A Maria Antónia apareceu-me na consulta em 94, 24 anos recém-feitos. Um pré-operatório - estenose bilateral das artérias renais - ia ser operada. Medi-lhe as tensões, normotensa. Volto a medir, também. Não foi operada. Teve tempo para, sim, em vinte anos desenvolver uma hipertensão pequenina, e começar a tomar pastilha e meia com devoção. Os rins? Recomendam-se. A Maria Antónia trabalhou numa empresa de confecções em S. Torcato 25 anos. As consultas eram em Agosto para não faltar nenhum dia. A empresa fechou - ficou sem receber uns meses, de indemnização nada. Já voltou a trabalhar um ano, ao fim deste rua e mais dois meses para o calo. O marido era canteiro, despediram-no. Anda na construção civil. Uma filha emigrou para França, é encarregada numa lavandaria. Já não volta, o marido é de 2ª geração, moram perto da fronteira com a Suíça o que quer dizer - noutro mundo. O outro filho tem 18 anos, talvez entre na faculdade em Braga à noite, um trabalhito de dia para amenizar. Bolsa talvez não haja porque os pais têm uma casa - como se comêssemos telhas e vestíssemos tijolo, como se terem construído aquela casa nem sei com que sacrifícios fosse o pecado original.

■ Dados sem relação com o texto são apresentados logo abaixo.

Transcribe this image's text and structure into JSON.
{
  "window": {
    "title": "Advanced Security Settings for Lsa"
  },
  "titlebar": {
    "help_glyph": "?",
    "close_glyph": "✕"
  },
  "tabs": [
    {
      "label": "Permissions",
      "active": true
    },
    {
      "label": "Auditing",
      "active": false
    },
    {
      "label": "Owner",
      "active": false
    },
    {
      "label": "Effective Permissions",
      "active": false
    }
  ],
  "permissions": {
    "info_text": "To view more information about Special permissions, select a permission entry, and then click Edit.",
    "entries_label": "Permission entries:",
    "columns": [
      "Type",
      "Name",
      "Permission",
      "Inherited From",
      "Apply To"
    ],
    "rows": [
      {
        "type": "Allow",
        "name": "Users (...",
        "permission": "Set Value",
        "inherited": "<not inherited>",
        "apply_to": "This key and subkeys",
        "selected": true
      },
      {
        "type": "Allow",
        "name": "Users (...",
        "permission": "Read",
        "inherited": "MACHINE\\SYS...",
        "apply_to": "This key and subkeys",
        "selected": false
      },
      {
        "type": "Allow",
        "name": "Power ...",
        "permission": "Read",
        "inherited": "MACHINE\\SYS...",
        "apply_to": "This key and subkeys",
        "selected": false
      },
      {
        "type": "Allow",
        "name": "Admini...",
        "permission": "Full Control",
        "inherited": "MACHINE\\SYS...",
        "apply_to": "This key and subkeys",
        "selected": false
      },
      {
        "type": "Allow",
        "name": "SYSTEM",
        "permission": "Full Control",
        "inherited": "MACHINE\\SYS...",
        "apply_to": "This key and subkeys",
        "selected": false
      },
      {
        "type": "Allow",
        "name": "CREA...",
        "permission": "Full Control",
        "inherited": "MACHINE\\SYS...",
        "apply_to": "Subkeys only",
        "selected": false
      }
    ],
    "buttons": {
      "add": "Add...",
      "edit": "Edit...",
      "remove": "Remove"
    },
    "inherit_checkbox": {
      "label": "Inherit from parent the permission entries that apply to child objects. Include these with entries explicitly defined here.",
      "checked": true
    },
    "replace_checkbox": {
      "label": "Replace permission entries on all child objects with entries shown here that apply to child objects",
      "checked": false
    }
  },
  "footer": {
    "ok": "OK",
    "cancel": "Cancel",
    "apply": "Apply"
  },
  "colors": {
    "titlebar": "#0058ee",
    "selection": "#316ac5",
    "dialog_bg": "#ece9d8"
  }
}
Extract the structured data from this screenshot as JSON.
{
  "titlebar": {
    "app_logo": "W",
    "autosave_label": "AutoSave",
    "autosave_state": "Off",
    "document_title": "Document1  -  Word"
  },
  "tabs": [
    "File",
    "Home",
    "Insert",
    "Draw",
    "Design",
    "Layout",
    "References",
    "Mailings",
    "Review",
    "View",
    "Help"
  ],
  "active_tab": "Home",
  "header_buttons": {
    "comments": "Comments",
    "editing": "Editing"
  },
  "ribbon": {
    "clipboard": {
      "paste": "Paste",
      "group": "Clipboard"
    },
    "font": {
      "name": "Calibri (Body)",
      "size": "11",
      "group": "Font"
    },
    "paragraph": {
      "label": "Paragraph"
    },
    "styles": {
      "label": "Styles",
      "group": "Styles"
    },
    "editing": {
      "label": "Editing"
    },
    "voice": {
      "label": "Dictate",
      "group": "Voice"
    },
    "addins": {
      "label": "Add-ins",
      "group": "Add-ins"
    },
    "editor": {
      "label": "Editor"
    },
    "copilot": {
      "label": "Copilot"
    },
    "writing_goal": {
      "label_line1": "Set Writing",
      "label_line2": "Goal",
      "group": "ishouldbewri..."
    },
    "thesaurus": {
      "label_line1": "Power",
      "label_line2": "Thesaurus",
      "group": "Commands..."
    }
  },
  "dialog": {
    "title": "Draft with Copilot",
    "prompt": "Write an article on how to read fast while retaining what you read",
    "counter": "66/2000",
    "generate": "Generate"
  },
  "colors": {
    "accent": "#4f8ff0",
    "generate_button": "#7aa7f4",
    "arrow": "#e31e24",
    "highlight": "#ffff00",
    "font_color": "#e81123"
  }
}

A D. Sílvia mora na Silva Escura e tem 85 anos. Em 2012 perdeu a fala, afasia digo, durante um internamento na Cardiologia por um enfarte agudo do miocárdio. Agora fala bem e claro tudo o que tem para dizer. Queixa-se da Médica de Família que lhe disse que para as mãos "não havia nada a fazer", sendo "mãos de velha". A D. Sílvia não gosta da torteza dos dedos, cada um apontando diferente caminho, sim, as artroses, e quê? Vou auscultá-la e ela diz que se despe "como a brasileira, que se despe em qualquer lado". Auscultação enxuta, fico contente.

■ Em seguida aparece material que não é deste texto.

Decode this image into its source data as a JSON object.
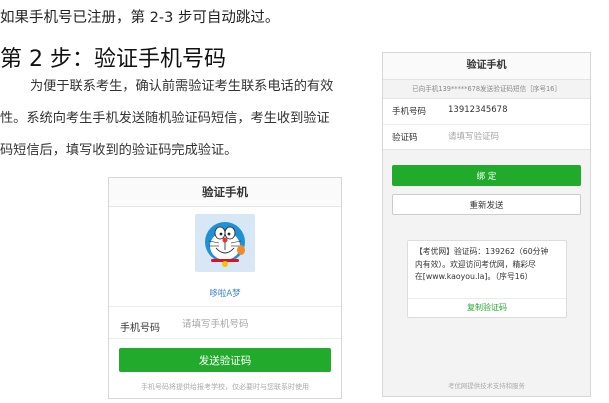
{
  "intro_line": "如果手机号已注册，第 2-3 步可自动跳过。",
  "step_title": "第 2 步：验证手机号码",
  "paragraph_lines": [
    "为便于联系考生，确认前需验证考生联系电话的有效",
    "性。系统向考生手机发送随机验证码短信，考生收到验证",
    "码短信后，填写收到的验证码完成验证。"
  ],
  "left_phone": {
    "title": "验证手机",
    "avatar_name": "哆啦A梦",
    "phone_label": "手机号码",
    "phone_placeholder": "请填写手机号码",
    "send_button": "发送验证码",
    "notice": "手机号码将提供给报考学校，仅必要时与您联系时使用"
  },
  "right_phone": {
    "title": "验证手机",
    "sent_info": "已向手机139*****678发送验证码短信［序号16］",
    "phone_label": "手机号码",
    "phone_value": "13912345678",
    "code_label": "验证码",
    "code_placeholder": "请填写验证码",
    "bind_button": "绑 定",
    "resend_button": "重新发送",
    "sms_lines": [
      "【考优网】验证码：139262（60分钟",
      "内有效）。欢迎访问考优网，精彩尽",
      "在[www.kaoyou.la]。（序号16）"
    ],
    "copy_button": "复制验证码",
    "footer": "考优网提供技术支持和服务"
  },
  "colors": {
    "primary_green": "#22aa2c",
    "link_blue": "#3a84c4"
  }
}
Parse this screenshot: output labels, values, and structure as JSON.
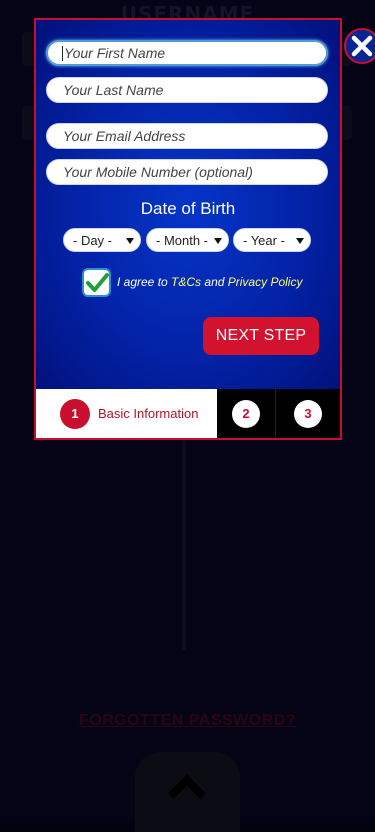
{
  "background": {
    "heading": "USERNAME",
    "link_text": "FORGOTTEN PASSWORD?"
  },
  "modal": {
    "close_icon": "close-icon",
    "fields": {
      "first_name_placeholder": "Your First Name",
      "last_name_placeholder": "Your Last Name",
      "email_placeholder": "Your Email Address",
      "mobile_placeholder": "Your Mobile Number (optional)"
    },
    "dob": {
      "title": "Date of Birth",
      "day": "- Day -",
      "month": "- Month -",
      "year": "- Year -"
    },
    "agree": {
      "checked": true,
      "prefix": "I agree to",
      "tcs": "T&Cs",
      "and": "and",
      "privacy": "Privacy Policy"
    },
    "next_button": "NEXT STEP",
    "steps": [
      {
        "number": "1",
        "label": "Basic Information",
        "active": true
      },
      {
        "number": "2",
        "label": "",
        "active": false
      },
      {
        "number": "3",
        "label": "",
        "active": false
      }
    ]
  },
  "colors": {
    "accent_red": "#c8102e",
    "modal_blue": "#0535c8",
    "link_yellow": "#ffff7a"
  }
}
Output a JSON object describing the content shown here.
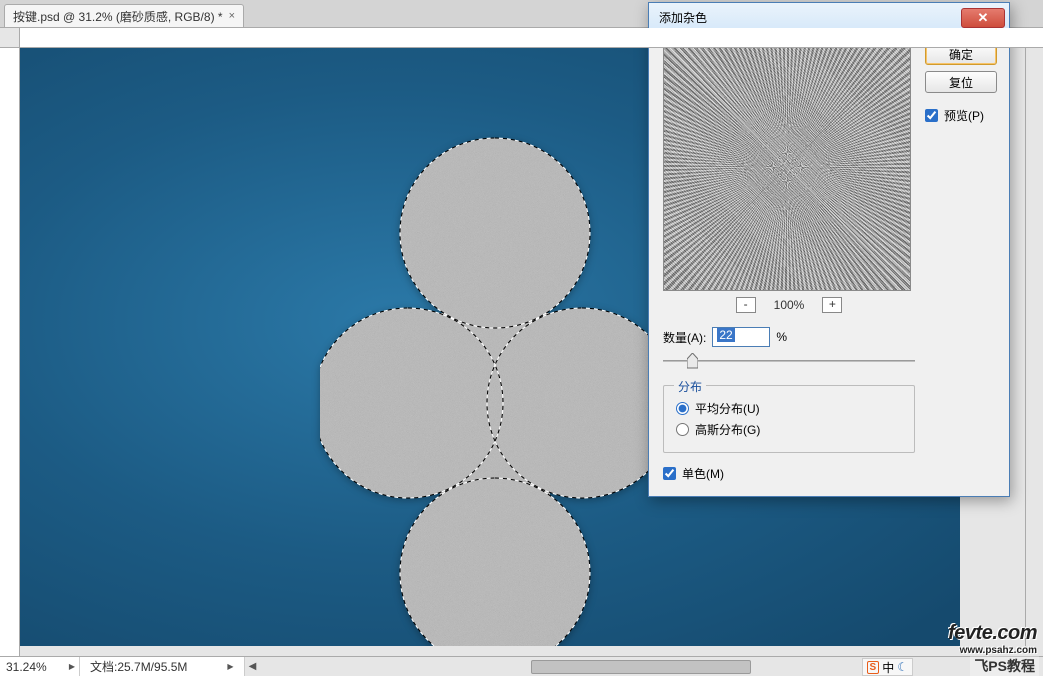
{
  "tab": {
    "label": "按键.psd @ 31.2% (磨砂质感, RGB/8) *"
  },
  "status": {
    "zoom": "31.24%",
    "doc": "文档:25.7M/95.5M"
  },
  "dialog": {
    "title": "添加杂色",
    "ok": "确定",
    "reset": "复位",
    "preview_label": "预览(P)",
    "preview_checked": true,
    "zoom_label": "100%",
    "amount_label": "数量(A):",
    "amount_value": "22",
    "amount_unit": "%",
    "group_title": "分布",
    "radio_uniform": "平均分布(U)",
    "radio_gauss": "高斯分布(G)",
    "mono_label": "单色(M)",
    "mono_checked": true,
    "distribution": "uniform"
  },
  "watermark": {
    "site": "fevte.com",
    "sub": "www.psahz.com",
    "overlay": "飞PS教程"
  },
  "ime": {
    "badge": "S",
    "text": "中"
  }
}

A D. Sílvia foi a 2ª mãe da Arminda, hipertensa de 57 anos e descontrolo completo, até que enviuvou. Agora está viúva e alegre e as tensões estão controladas. Cozinha para fora e hoje cozinhou para mim, traz-me rissóis para o almoço. Ah, e tem um namorado que não se assusta com o facto da Arminda ter um filho parvo, que portanto sai ao defunto pai.

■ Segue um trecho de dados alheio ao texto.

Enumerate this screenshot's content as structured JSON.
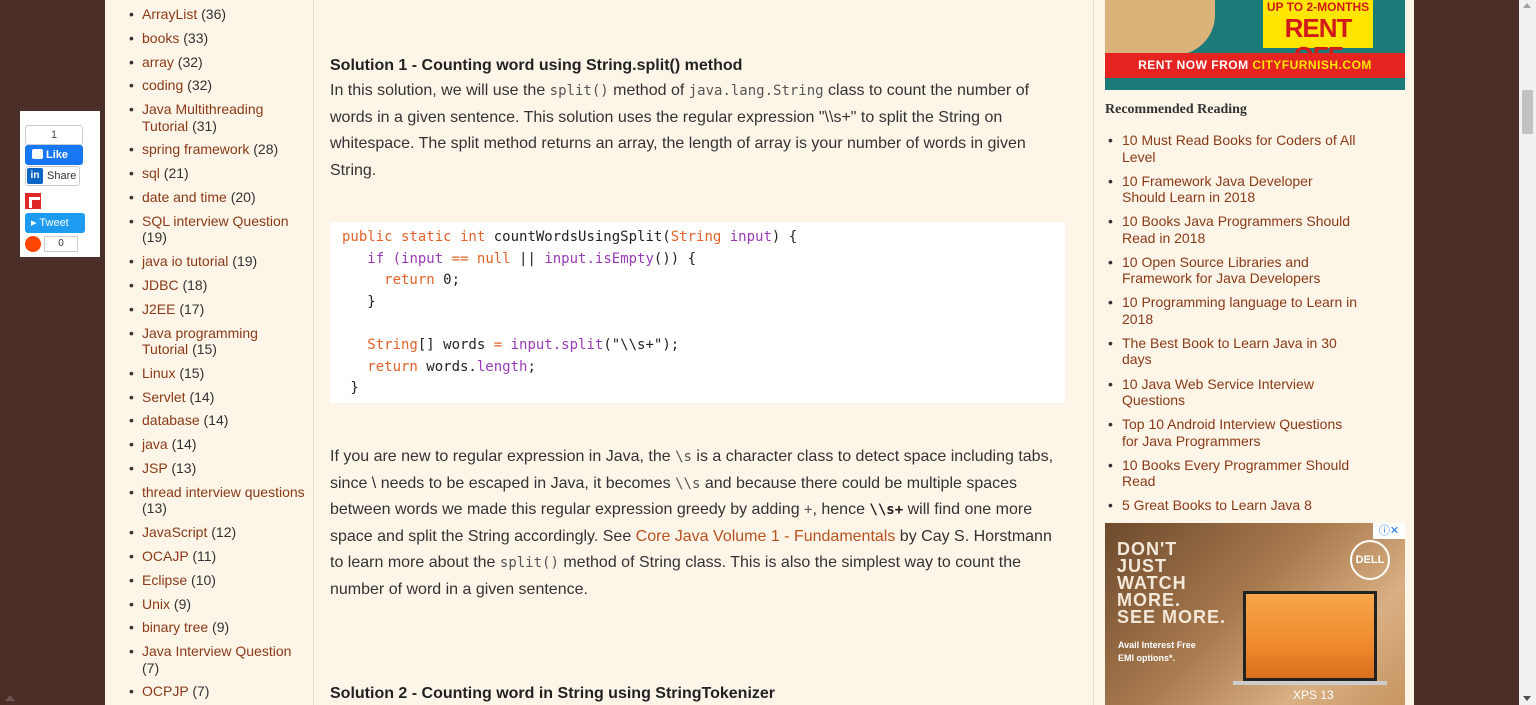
{
  "social": {
    "fb_count": "1",
    "fb_like": "Like",
    "linkedin": "Share",
    "linkedin_icon": "in",
    "tweet": "Tweet",
    "reddit_count": "0"
  },
  "categories": [
    {
      "name": "ArrayList",
      "count": "(36)"
    },
    {
      "name": "books",
      "count": "(33)"
    },
    {
      "name": "array",
      "count": "(32)"
    },
    {
      "name": "coding",
      "count": "(32)"
    },
    {
      "name": "Java Multithreading Tutorial",
      "count": "(31)"
    },
    {
      "name": "spring framework",
      "count": "(28)"
    },
    {
      "name": "sql",
      "count": "(21)"
    },
    {
      "name": "date and time",
      "count": "(20)"
    },
    {
      "name": "SQL interview Question",
      "count": "(19)"
    },
    {
      "name": "java io tutorial",
      "count": "(19)"
    },
    {
      "name": "JDBC",
      "count": "(18)"
    },
    {
      "name": "J2EE",
      "count": "(17)"
    },
    {
      "name": "Java programming Tutorial",
      "count": "(15)"
    },
    {
      "name": "Linux",
      "count": "(15)"
    },
    {
      "name": "Servlet",
      "count": "(14)"
    },
    {
      "name": "database",
      "count": "(14)"
    },
    {
      "name": "java",
      "count": "(14)"
    },
    {
      "name": "JSP",
      "count": "(13)"
    },
    {
      "name": "thread interview questions",
      "count": "(13)"
    },
    {
      "name": "JavaScript",
      "count": "(12)"
    },
    {
      "name": "OCAJP",
      "count": "(11)"
    },
    {
      "name": "Eclipse",
      "count": "(10)"
    },
    {
      "name": "Unix",
      "count": "(9)"
    },
    {
      "name": "binary tree",
      "count": "(9)"
    },
    {
      "name": "Java Interview Question",
      "count": "(7)"
    },
    {
      "name": "OCPJP",
      "count": "(7)"
    }
  ],
  "article": {
    "solution1_title": "Solution 1 - Counting word using String.split() method",
    "p1_a": "In this solution, we will use the ",
    "p1_code1": "split()",
    "p1_b": " method of ",
    "p1_code2": "java.lang.String",
    "p1_c": " class to count the number of words in a given sentence. This solution uses the regular expression \"\\\\s+\" to split the String on whitespace. The split method returns an array, the length of array is your number of words in given String.",
    "code": {
      "l1_a": "public static int",
      "l1_b": " countWordsUsingSplit(",
      "l1_c": "String",
      "l1_d": " input",
      "l1_e": ") {",
      "l2_a": "   if (",
      "l2_b": "input",
      "l2_c": " == ",
      "l2_d": "null",
      "l2_e": " || ",
      "l2_f": "input",
      "l2_g": ".isEmpty",
      "l2_h": "()) {",
      "l3_a": "     return",
      "l3_b": " 0;",
      "l4": "   }",
      "l6_a": "   String",
      "l6_b": "[] words ",
      "l6_c": "=",
      "l6_d": " input",
      "l6_e": ".split",
      "l6_f": "(\"\\\\s+\");",
      "l7_a": "   return",
      "l7_b": " words.",
      "l7_c": "length",
      "l7_d": ";",
      "l8": " }"
    },
    "p2_a": "If you are new to regular expression in Java, the ",
    "p2_code1": "\\s",
    "p2_b": " is a character class to detect space including tabs, since \\ needs to be escaped in Java, it becomes ",
    "p2_code2": "\\\\s",
    "p2_c": " and because there could be multiple spaces between words we made this regular expression greedy by adding ",
    "p2_code3": "+",
    "p2_d": ", hence ",
    "p2_code4": "\\\\s+",
    "p2_e": " will find one more space and split the String accordingly. See ",
    "p2_link": "Core Java Volume 1 - Fundamentals",
    "p2_f": " by Cay S. Horstmann to learn more about the ",
    "p2_code5": "split()",
    "p2_g": " method of String class. This is also the simplest way to count the number of word in a given sentence.",
    "solution2_title": "Solution 2 - Counting word in String using StringTokenizer"
  },
  "ad_top": {
    "line1": "UP TO 2-MONTHS",
    "line2": "RENT OFF",
    "bar_a": "RENT NOW FROM ",
    "bar_b": "CITYFURNISH.COM"
  },
  "recommended": {
    "title": "Recommended Reading",
    "items": [
      "10 Must Read Books for Coders of All Level",
      "10 Framework Java Developer Should Learn in 2018",
      "10 Books Java Programmers Should Read in 2018",
      "10 Open Source Libraries and Framework for Java Developers",
      "10 Programming language to Learn in 2018",
      "The Best Book to Learn Java in 30 days",
      "10 Java Web Service Interview Questions",
      "Top 10 Android Interview Questions for Java Programmers",
      "10 Books Every Programmer Should Read",
      "5 Great Books to Learn Java 8"
    ]
  },
  "ad_bottom": {
    "headline_1": "DON'T",
    "headline_2": "JUST",
    "headline_3": "WATCH",
    "headline_4": "MORE.",
    "headline_5": "SEE MORE.",
    "small_1": "Avail Interest Free",
    "small_2": "EMI options*.",
    "brand": "DELL",
    "model": "XPS 13",
    "adchoices": "ⓘ✕"
  }
}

A Isaura tem 48 anos e uma irmã emigrada na Alemanha. Visitou-a em 97 e teve um contacto fugaz com o SNS alemão por delírio psicótico de prejuízo - alguém a queria envenenar. Já voltou a ter algumas crises similares mas em 2008 a crise revestiu-se de características diferentes: tinha realmente um tumor do estômago com células em anel de sinete. Teve sorte: "Não se observam imagens de permeação linfática. Não se observam sinais de invasão venosa. Não se observam sinais de invasão perineural. Não há representação da neoplasia nas margens cirúrgicas. Os anéis de sutura automática não estão invadidos. Não se identificam implantes peritoneais." E 0 em 25 gânglios invadidos. Não voltou a nenhuma consulta para seguimento. Acha que foi tudo um complot dos cirurgiões. Recusa repetir exames. "Eu era tão bonita, veja a cicatriz que me fizeram!". Nunca permiti que ma mostrasse. Pergunta-me como tenho estado. Desejamo-nos mutuamente um bom fim-de-semana.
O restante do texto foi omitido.